SONG PREMIERE: Dwayne Shivers Gives Soulful Blast of Americana With “My Egypt Is In My Mind”

Dwayne Shivers is a folk ensemble from East Atlanta, GA, fronted by the songwriter and co-founder Micah Dalton — a locally grown, stylistically incongruent, zany, southern, racially ambiguous, brown folk singer.

The story of Dwayne Shivers is a story about what it means to keep showing up, and it’s the creative mean of many fallings and risings. Buffered & Blest (due 3/1), Dalton’s debut LP as Dwayne Shivers, is the result of a rotating door of collaborators, losing a manager, starting a family, and rooting in a city where industry exposure is sparse. A textured folk-rocking opus, “Buffered and Blest” represents the culmination of more than a decade spent refining an aesthetic and a voice amid unwelcoming circumstances. It is a reinvention.

“I wasn’t having a good time with the solo songwriter thing as much anymore,” Dalton says. “I got so lost in the shadows of what I didn’t want to do, that it felt like I need to re-name the act in order to be myself. Micah Dalton, as an artist, meant something that I didn’t want to perpetuate anymore – Shivers is like a Trojan horse to get back into myself.” Dalton noticed that certain songs and sounds hidden in his recordings resonated both live and on tape with fans in a more acute way. More intentional lyricism along with warm, uncompromising sonic tones drew a more polarizing response from listeners that held the interest of both fans and Dalton as a creator. Dalton pursued these qualities and let go of that which no longer sustained this shared interest.

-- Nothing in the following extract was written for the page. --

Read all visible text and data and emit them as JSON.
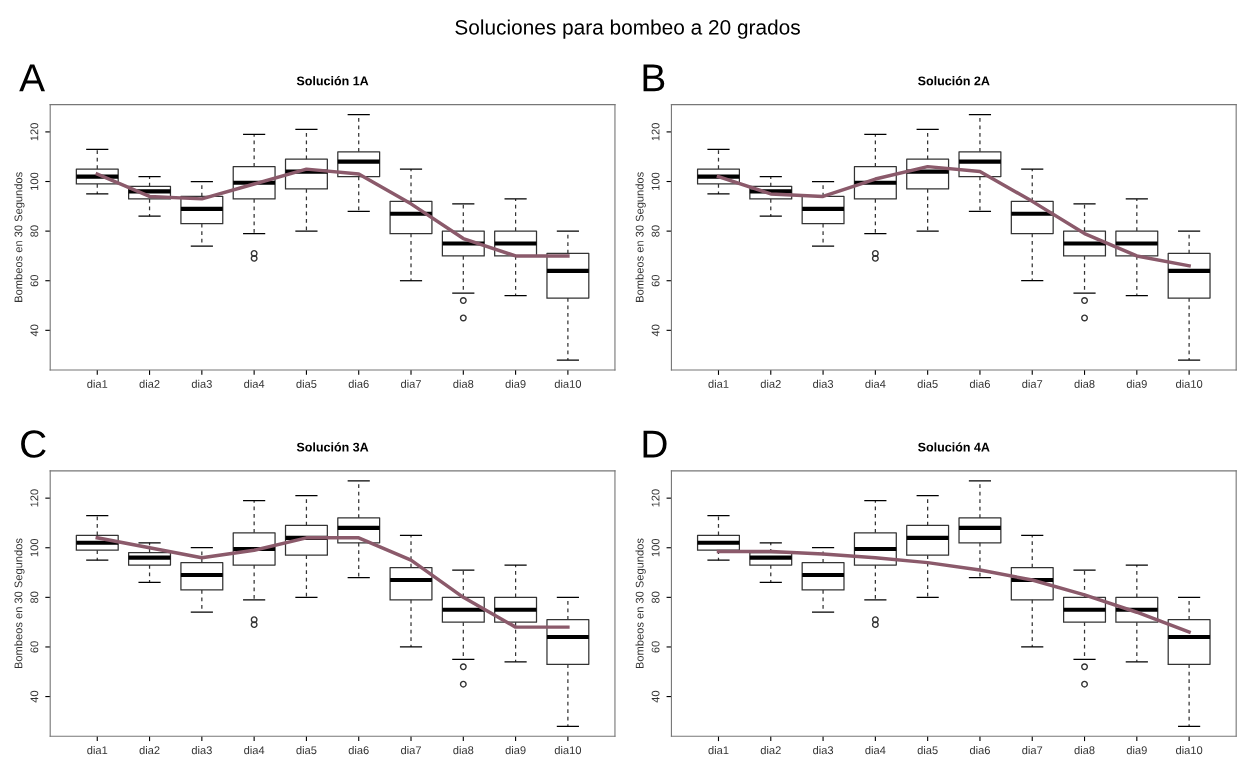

So, Dwayne Shivers was born. Dalton freed himself to explore more adventurous sounds and more intentional, nuanced lyrics. And he let go of everything that didn’t mold into this new vision, no matter how uncomfortable the process made him

In a loaded 2013, Dalton got married, moved to Brooklyn, and worked several jobs to supplement songwriting while facing a professional crossroads. He pushed through the uncertainty,  writing a new batch of songs and putting them to tape in Athens, GA in late 2013. The debut Dwayne Shivers EP was released in late 2014 and, despite myriad obstacles — evolving personnel, a manager’s departure — Buffered and Blest arrives four years later, sounding and feeling precisely as Dalton intended it to. Though, on paper, the record could be considered Americana, it’s far better suited for a backyard barbeque than a coffee shop. It thrums with an everything-at-once-ness that won’t be heard in more conventional Nashville rooms.

Glide is proud to premiere “My Egypt Is In My Mind” (below) a soulful blast of Americana that recalls the vintage flair of Dan Auerbach, The Marcus King Band and Nathaniel Rateliff & The Night Sweats.

“I wrote ‘My Egypt is in My Mind’ a decade or so ago, exploring the idea of being exiled into my mind; there’s a little dialogue between myself and the Bible character Moses wherein he plays a kind of therapist for my postmodern meanderings,” says Dalton. “It’s a song coming to grips with the idea that I’ll likely always be the type of person that gets stuck in my head and having a little fun with that reality.”

The record is a testament to Dalton’s clear-eyed outlook on life and a willingness to try anything in the studio. Throughout the album, the production and writing incorporates elements of ‘70s psychedelia while utilizing modern production techniques in a bold effort to reassert the importance of folk in the internet age. While writing and recording Buffered & Blest, Dalton teamed up with Anthony Aparo (Improvement Movement) and the Brooklyn-based producer Jeremy McDonald (Kevin Garrett, Welcome Wagon), and he turned to Jason Kingsland (Belle & Sebastian, Deerhunter, Iron & Wine) for mixing. The record stands in contrast to Dalton’s previous work, creating a confrontational sonic universe for the songs to orbit within — not the other way around.

This authentic presentation sticks out in a wave of what has been characteristically a genre defined in white contexts – Americana. Conversely, the universe created in Buffered & Blest is soaked in an attitude less like Ryan Adams’ and more akin to Beck and Allen Toussiant’s. The use of sonics, arrangements, and lyrics display a potentially broader view of what is truly “Americana.”